A ênfase na pertença institucional e a relação com a mídia constituem-se respectivamente como a tensão entre o tradicionalismo e o processo de destradicionalização. Quando o movimento de RCC demarca sua pertença ao catolicismo, ele valoriza e reforça o uso de elementos intrinsecamente ligados à tradição católica (símbolos, sacramentos etc); quando utiliza o tecnicismo midiático, embora também resgate esses elementos, o meio midiático -- dado o seu caráter imediato -- inicia o processo de destradicionalização. A relação extra-eclesial dos adeptos oferecida através da mídia, tende a constituir-se como menos tradicional, face à própria constituição da mídia.
O fato é que quando o movimento de RCC tenta atingir seu principal objetivo: "evangelizar", estabelece uma disputa no campo religioso brasileiro que constitui-se de uma dinâmica que cria cada vez mais novas formas de difusão interferindo logicamente nos conteúdos. A RCC não defende oficialmente a lógica consumista, mas para "evangelizar" instala-se com toda força no mercado [7] . Desse modo, a aproximação com igrejas pentecostais pode ser feita, considerando-se a forma que norteia a prática proselitista e que, no caso da RCC, é acentuada dentro do universo católico.
A "evangelização" no catolicismo via RCC parte da afirmação da identidade católica e imprime no campo religioso brasileiro uma sensação de reforço desse catolicismo. Nesse sentido o movimento estaria contribuindo para um processo de tradicionalização na medida em que enfatiza a necessidade de pertença institucional fortemente marcada pelos dogmas da Igreja. Mas, ainda há ausência de pesquisas que revelem crescimento de fiéis católicos a partir do "boom carismático".

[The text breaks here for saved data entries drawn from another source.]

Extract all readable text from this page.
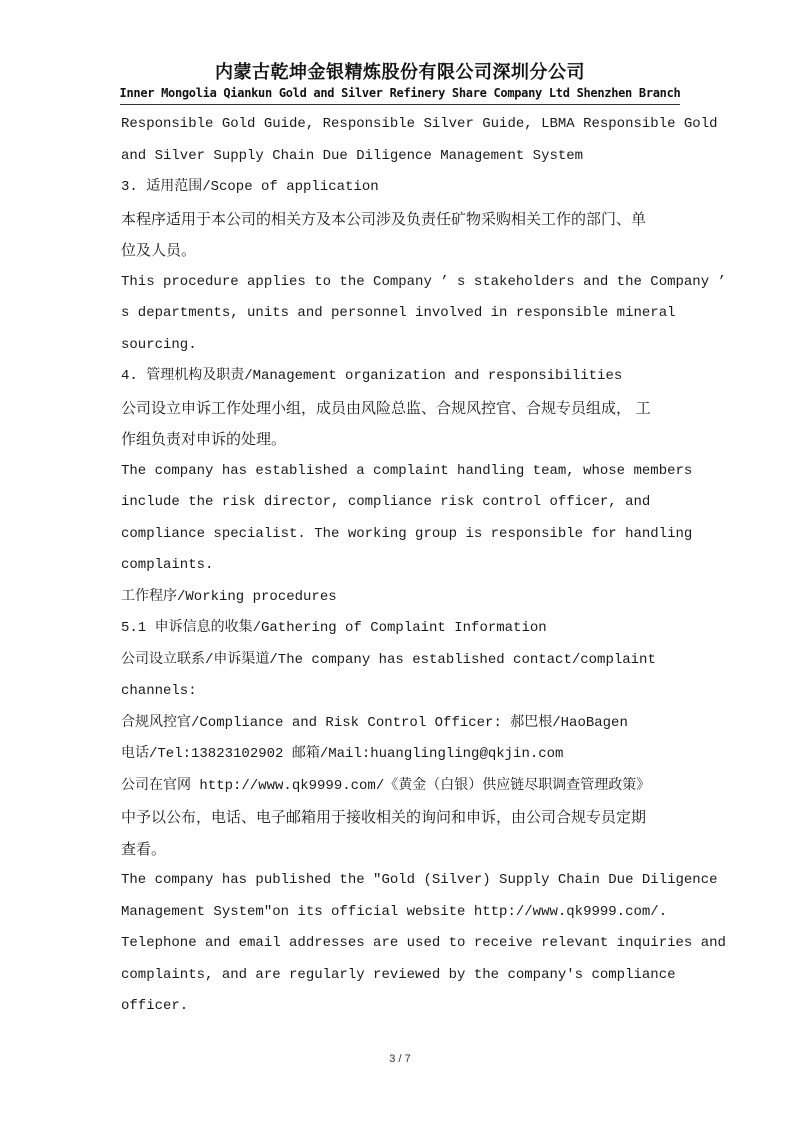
内蒙古乾坤金银精炼股份有限公司深圳分公司
Inner Mongolia Qiankun Gold and Silver Refinery Share Company Ltd Shenzhen Branch
Responsible Gold Guide, Responsible Silver Guide, LBMA Responsible Gold
and Silver Supply Chain Due Diligence Management System
3. 适用范围/Scope of application
本程序适用于本公司的相关方及本公司涉及负责任矿物采购相关工作的部门、单
位及人员。
This procedure applies to the Company ’ s stakeholders and the Company ’
s departments, units and personnel involved in responsible mineral
sourcing.
4. 管理机构及职责/Management organization and responsibilities
公司设立申诉工作处理小组，成员由风险总监、合规风控官、合规专员组成， 工
作组负责对申诉的处理。
The company has established a complaint handling team, whose members
include the risk director, compliance risk control officer, and
compliance specialist. The working group is responsible for handling
complaints.
工作程序/Working procedures
5.1 申诉信息的收集/Gathering of Complaint Information
公司设立联系/申诉渠道/The company has established contact/complaint
channels:
合规风控官/Compliance and Risk Control Officer: 郝巴根/HaoBagen
电话/Tel:13823102902 邮箱/Mail:huanglingling@qkjin.com
公司在官网 http://www.qk9999.com/《黄金（白银）供应链尽职调查管理政策》
中予以公布，电话、电子邮箱用于接收相关的询问和申诉，由公司合规专员定期
查看。
The company has published the "Gold (Silver) Supply Chain Due Diligence
Management System"on its official website http://www.qk9999.com/.
Telephone and email addresses are used to receive relevant inquiries and
complaints, and are regularly reviewed by the company's compliance
officer.
3 / 7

Racional x Irracional: relativizando dicotomias
Padre Marcelo em entrevista recente [8] demonstrou certa ambigüidade quanto ao seu pertencimento à RCC. Comenta que um dos motivos que o fez retornar ao Movimento foi o incômodo que sentira ao assistir a uma missa em sua juventude, onde o padre celebrante apresentara um panorama político. Em outro momento da entrevista, ao comentar a crítica de "fuga da realidade" feita aos padres cantores pelo texto-base utilizado no Encontro Nacional de Presbíteros em São Paulo, Padre Marcelo afirma: "Isso podem falar da RCC. Não sou carismático". Depois, acrescenta que se considera padre da "Igreja Católica Apostólica Romana" porque "um sacerdote não pode estar preso a nenhum Movimento".
Retomando a expressão usada no texto base dos presbíteros e negada por Padre Marcelo como um tipo de conduta estimulada pelos padres cantores [9] cabe colocar a questão: O que significa "fugir da realidade" em se tratando do discurso religioso? A expressão " fuga da realidade" utilizada no texto-base, retomada pela imprensa e confirmada pelo Padre remetem a uma discussão mais ampla.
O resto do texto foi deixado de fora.